ALTITUDES AND ORTHOCENTERS

1. Construct any triangle ABC.

2. Construct the Orthocenter H of triangle ABC.

3. Construct the Orthocenter of triangle HBC, H1.

4. Construct the Orthocenter of triangle HAB, H2.

5. Construct the Orthocenter of triangle HAC, H3.

6. Construct the Circumcircles of triangles ABC, HBC, HAB, and HAC.

7. Conjectures? Proof?

8. Construct the nine point circles for triangles ABC, HBC, HAC, and
HAB.

The picture is messy, but we see that the nine point circles are the same for all these triangles!

9. Construct triangle ABC, its incircle, its three excircles, and its nine-point
circle. Conjecture?

The green circles are the excircles, the ninepoint circle is the red circle, the incircle is the black circle. It appears that the excircles are all tangent to the nine point circle and the incircle is tangent always to one of the excircles and the nine point circle simulaneously! Click here to examine this yourself. Move any of the triangle vertices around to check that the nine point circle is always tangent to the three excircles and the incircle is always tangent to one of the excircles and the nine point. Why is this so?

Well, the nine point circle always contains the midpoints of the sides of the triangle. If you don't remember that this is true by construction, it can be examined here. Use the script to make a nine point circle. Use a GSP sketch to verify that the circle does indeed contain the midpoints of the sides...hmmm... what I say is true, but I see that it doesn't matter in this discussion. Anyway...

Constructing a segment from the center of the excircle to the center of the nine point circle, we have

As you can see, the segment intersects the circles at their point of tangency, as expected.

Let's see... I want to show that the nine point and the excircle must always be tangent. I must show why both circles must be at that point (hopeully by construction). Look here for further investigation.

I have learned that indeed my conjecture is true.
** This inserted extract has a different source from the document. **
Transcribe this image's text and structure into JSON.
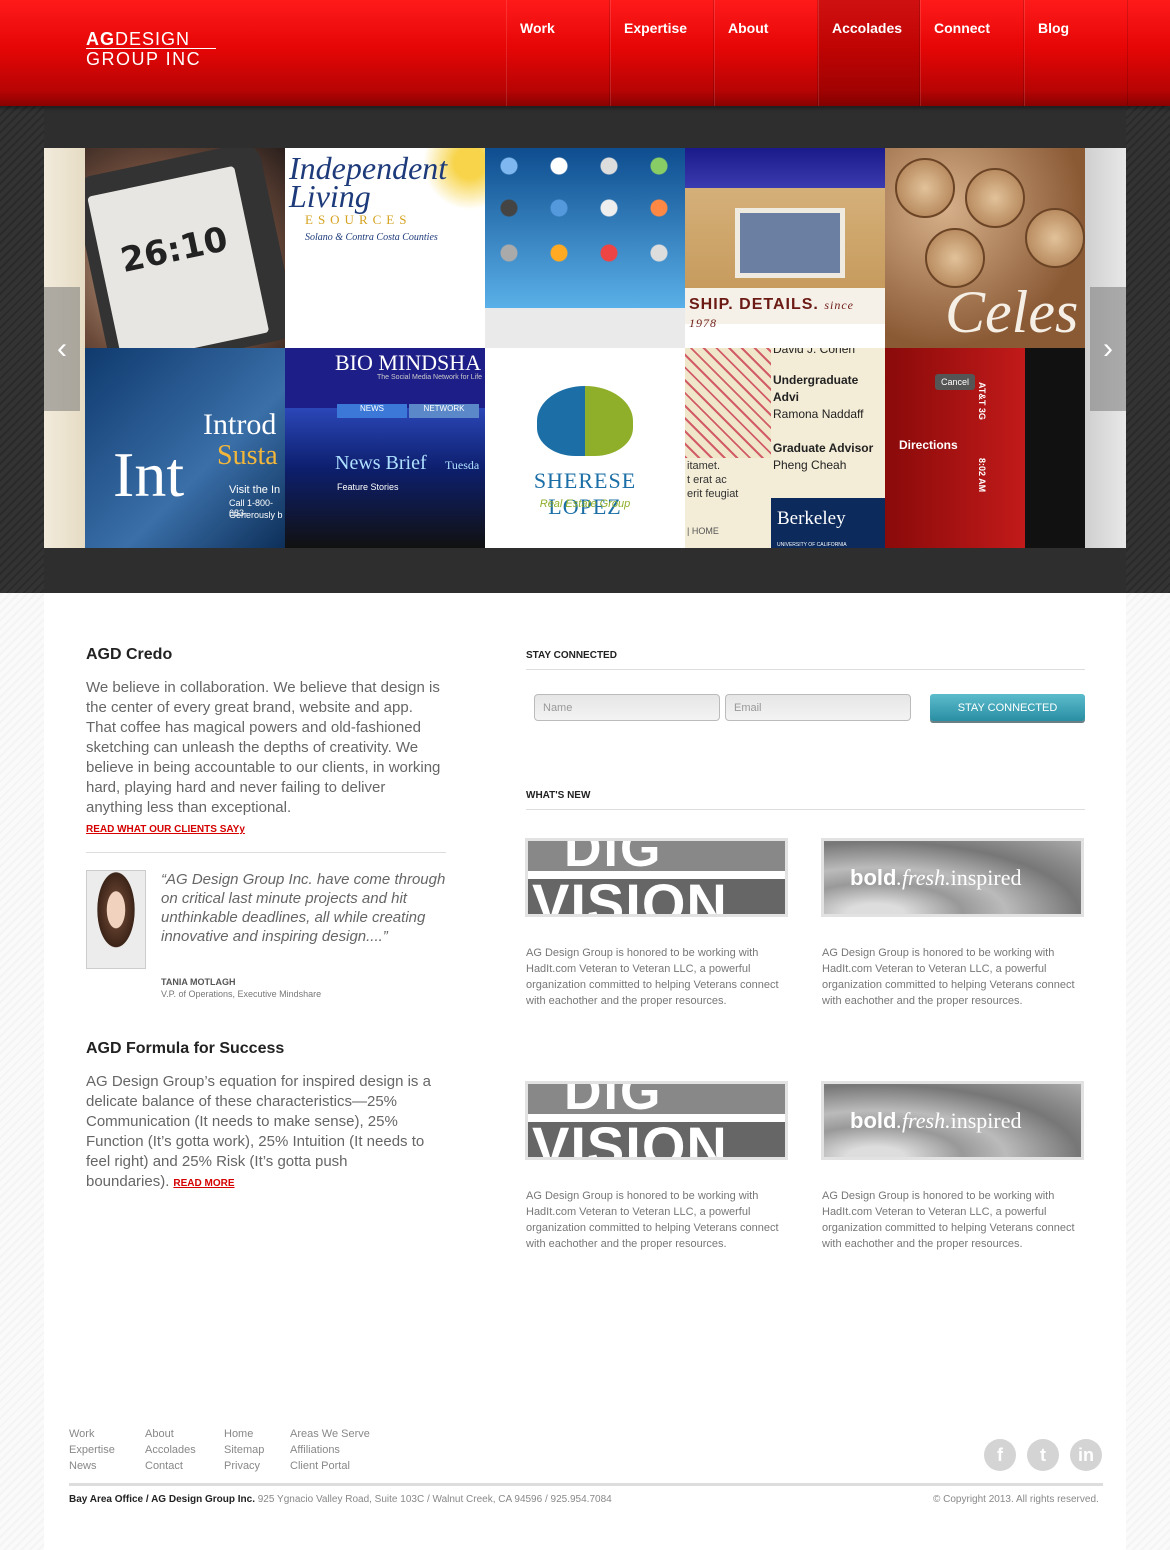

However, the proof I desire is rather difficult and makes use of inversive geometry. It would be adviseable to accept this conjecture and move on. So let's look at number 13:

13. The internal angle bisectors of triangle ABC are extended to meet the
circumcircle at points L, M, and N, respectively. Find the angles of triangle
LMN in terms of the angles A, B, and C.

Above is the desired construction. The red triangle LMN is the triangle we want to measure the interior angles of (in terms of angles A, B, C).

Now point M is contained by the angle bisector of angle B (by construction), thus all points on that angle bisector (blue) are equidistant from side AB and side BC. Therefor the green segments a and b are congruent.

Well, back up and start again. I am not getting where I want to be. Let's look at this: Here is triangle ABC, its circumcircle, and the requested construction of triangle LMN.

Consider the angle at vertex M. Note that one side (not one half) of the angle at vertex M (defined by the angle bisector of angle ABC) subtends the same chord (or arc length) as one half the angle at vertex A (defined by the angle bisector of angle BAC).

So we conclude that one part of angle M is congruent to 1/2 of angle A.

But what about the remaining portion of angle M? Well, the other side of angle M subtends the same arclength and chord as one half of the angle at vertex C.

So we conclude that the remaining portion of the angle at M is congruent to one half of angle C.

Thus the measure of angle M can be expressed as the sum of one half of angle A plus one half of angle C.

Generalizing, we say that the measure of any of the interior angles of the constructed red triangle can be expressed as one half the sum of the original triangle's adjacent angles. That is;

angle L is one half angle C plus one half angle B

angle N is one half angle B plus one half angle A

angle M is one half angle A plus one half angle C.

We have expressed the angles of triangle LMN in terms of the angles of triangle ABC, as desired.